L’attività, sostenuta fortemente dalla Dirigente Scolastica prof.ssa Tania Lacriola e condotta dalla prof.ssa Maria Gabriella Ciampa, già docente di Filosofia e Storia ed esperta in Filosofia per bambini, ha valorizzato la naturale curiosità dei bambini, riconoscendoli come veri “filosofi”.
Attraverso momenti di dialogo, attività ludiche e l’utilizzo di oggetti quotidiani e simbolici, gli alunni sono stati accompagnati a porre domande, confrontarsi e costruire significati condivisi. I grandi temi della filosofia, da Socrate a Kant, sono stati rielaborati in esperienze concrete e accessibili anche ai più piccoli, promuovendo ascolto, riflessione e coinvolgimento dinamico.

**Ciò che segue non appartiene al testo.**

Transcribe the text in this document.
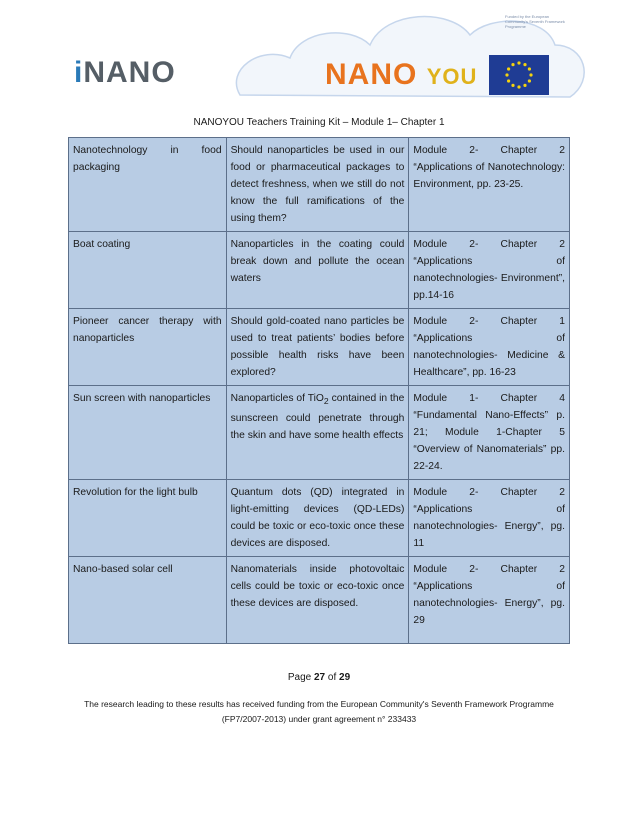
iNANO	NANO YOU
Funded by the European Community's Seventh Framework Programme
NANOYOU Teachers Training Kit – Module 1– Chapter 1
Nanotechnology in food packaging	Should nanoparticles be used in our food or pharmaceutical packages to detect freshness, when we still do not know the full ramifications of the using them?	Module 2- Chapter 2 “Applications of Nanotechnology: Environment, pp. 23-25.
Boat coating	Nanoparticles in the coating could break down and pollute the ocean waters	Module 2- Chapter 2 “Applications of nanotechnologies- Environment”, pp.14-16
Pioneer cancer therapy with nanoparticles	Should gold-coated nano particles be used to treat patients’ bodies before possible health risks have been explored?	Module 2- Chapter 1 “Applications of nanotechnologies- Medicine & Healthcare”, pp. 16-23
Sun screen with nanoparticles	Nanoparticles of TiO$_2$ contained in the sunscreen could penetrate through the skin and have some health effects	Module 1- Chapter 4 “Fundamental Nano-Effects” p. 21; Module 1-Chapter 5 “Overview of Nanomaterials” pp. 22-24.
Revolution for the light bulb	Quantum dots (QD) integrated in light-emitting devices (QD-LEDs) could be toxic or eco-toxic once these devices are disposed.	Module 2- Chapter 2 “Applications of nanotechnologies- Energy”, pg. 11
Nano-based solar cell	Nanomaterials inside photovoltaic cells could be toxic or eco-toxic once these devices are disposed.	Module 2- Chapter 2 “Applications of nanotechnologies- Energy”, pg. 29
Page 27 of 29
The research leading to these results has received funding from the European Community's Seventh Framework Programme
(FP7/2007-2013) under grant agreement n° 233433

Entusiastica la partecipazione delle docenti che hanno contribuito con professionalità alla sperimentazione: Di Lonardo Camilla, Angela Rosa Nigro, Vetrano Lucrezia, Manfreda Rosa, Radice Antonella e Luigina Basso, per la Scuola dell’Infanzia; Petronilla Grieco, Giuseppina Lapadula, Carmela Mininni, Caterina Brenna, Elena Celino e Rosa Chieppa, per la Scuola Primaria.
L’evento finale, svoltosi il 21 Aprile scorso, presso il Centro Sociale “Pasquale Sacco” di Rionero in Vulture, ha registrato la numerosa e sentita presenza dei genitori, a testimonianza dell’interesse e della condivisione del percorso educativo. Durante l’incontro, aperto alla comunità, sono intervenuti rappresentanti istituzionali, docenti ed esperti, tra cui lo psicologo dott. Michele Dinardo, che ha offerto importanti spunti di riflessione sul valore formativo dell’esperienza.
I bambini, veri protagonisti del progetto, hanno concluso l’evento con una attività simbolica, Il volo dei pensieri, restituendo in forma creativa, quanto vissuto nel corso delle attività svolte e lanciando un messaggio di pace e di speranza, particolarmente significativo nel tempo complesso che stiamo vivendo.
Il progetto ha mostrato come, già a partire dall’infanzia, sia possibile coltivare il pensiero critico, nutrire la curiosità e promuovere la capacità di interrogarsi.
Il vero risultato non è nelle risposte, ma nelle domande che accompagneranno i bambini nel processo di crescita.